Wpis z mikrobloga

Mireczki potrzebuje waszej pomocy. Dzisiaj z narzeczoną kupiliśmy własne mieszkanko i wiadomo chcielibyśmy wykonać tam mały remoncik ,żeby przerobić to bardziej "pod siebie". Zadzwoniliśmy do jednego majstra co to nam wycene robocizny wykonał i wyszło tak:
- Za przeniesienie kuchni do innego pomieszczenia ( podłączenie do odpływu, wykonanie kilku gniazdek oraz położenie ok. 2m3 płytek)

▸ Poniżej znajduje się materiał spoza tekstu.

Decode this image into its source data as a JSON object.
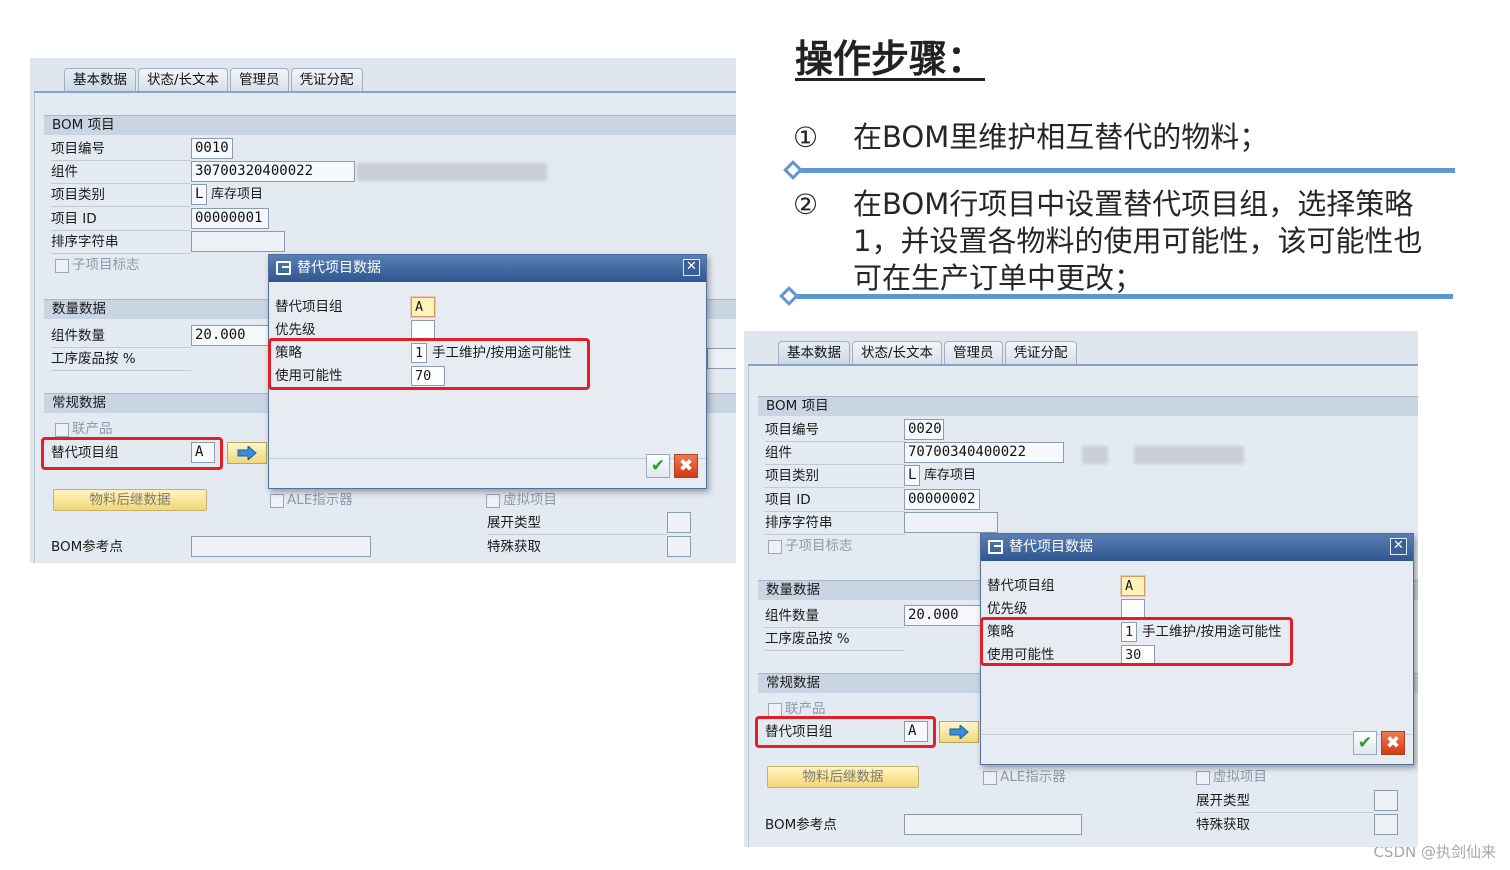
{
  "heading": "操作步骤：",
  "steps": [
    {
      "num": "①",
      "text": "在BOM里维护相互替代的物料；"
    },
    {
      "num": "②",
      "text": "在BOM行项目中设置替代项目组，选择策略1，并设置各物料的使用可能性，该可能性也可在生产订单中更改；"
    }
  ],
  "watermark": "CSDN @执剑仙来",
  "tabs": [
    "基本数据",
    "状态/长文本",
    "管理员",
    "凭证分配"
  ],
  "labels": {
    "bom_group": "BOM 项目",
    "item_no": "项目编号",
    "component": "组件",
    "item_cat": "项目类别",
    "item_id": "项目 ID",
    "sort_string": "排序字符串",
    "sub_item_flag": "子项目标志",
    "qty_group": "数量数据",
    "comp_qty": "组件数量",
    "scrap": "工序废品按 %",
    "general_group": "常规数据",
    "co_product": "联产品",
    "alt_group": "替代项目组",
    "followup_btn": "物料后继数据",
    "ale": "ALE指示器",
    "phantom": "虚拟项目",
    "explosion_type": "展开类型",
    "special_proc": "特殊获取",
    "bom_ref": "BOM参考点"
  },
  "dialog": {
    "title": "替代项目数据",
    "alt_group_label": "替代项目组",
    "priority_label": "优先级",
    "strategy_label": "策略",
    "usage_label": "使用可能性",
    "strategy_desc": "手工维护/按用途可能性",
    "ok": "✔",
    "cancel": "✖",
    "close": "✕"
  },
  "screen1": {
    "item_no": "0010",
    "component": "30700320400022",
    "item_cat": "L",
    "item_cat_desc": "库存项目",
    "item_id": "00000001",
    "comp_qty": "20.000",
    "alt_group": "A",
    "dlg_alt_group": "A",
    "dlg_strategy": "1",
    "dlg_usage": "70"
  },
  "screen2": {
    "item_no": "0020",
    "component": "70700340400022",
    "item_cat": "L",
    "item_cat_desc": "库存项目",
    "item_id": "00000002",
    "comp_qty": "20.000",
    "alt_group": "A",
    "dlg_alt_group": "A",
    "dlg_strategy": "1",
    "dlg_usage": "30"
  }
}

- Za przesunięcie kaloryfera o ok. 20cm
- Za wyburzenie jednej ścianki działowej (ok. metrowa wykonana z regipsu)
- Za postawienie jednej ścianki działowej o długości ok. 6m (regips)
Cena jaką ów majster zarzucił to ok. 3500zł wliczając w to materiały. Czas mniej więcej to 2 tygodnie.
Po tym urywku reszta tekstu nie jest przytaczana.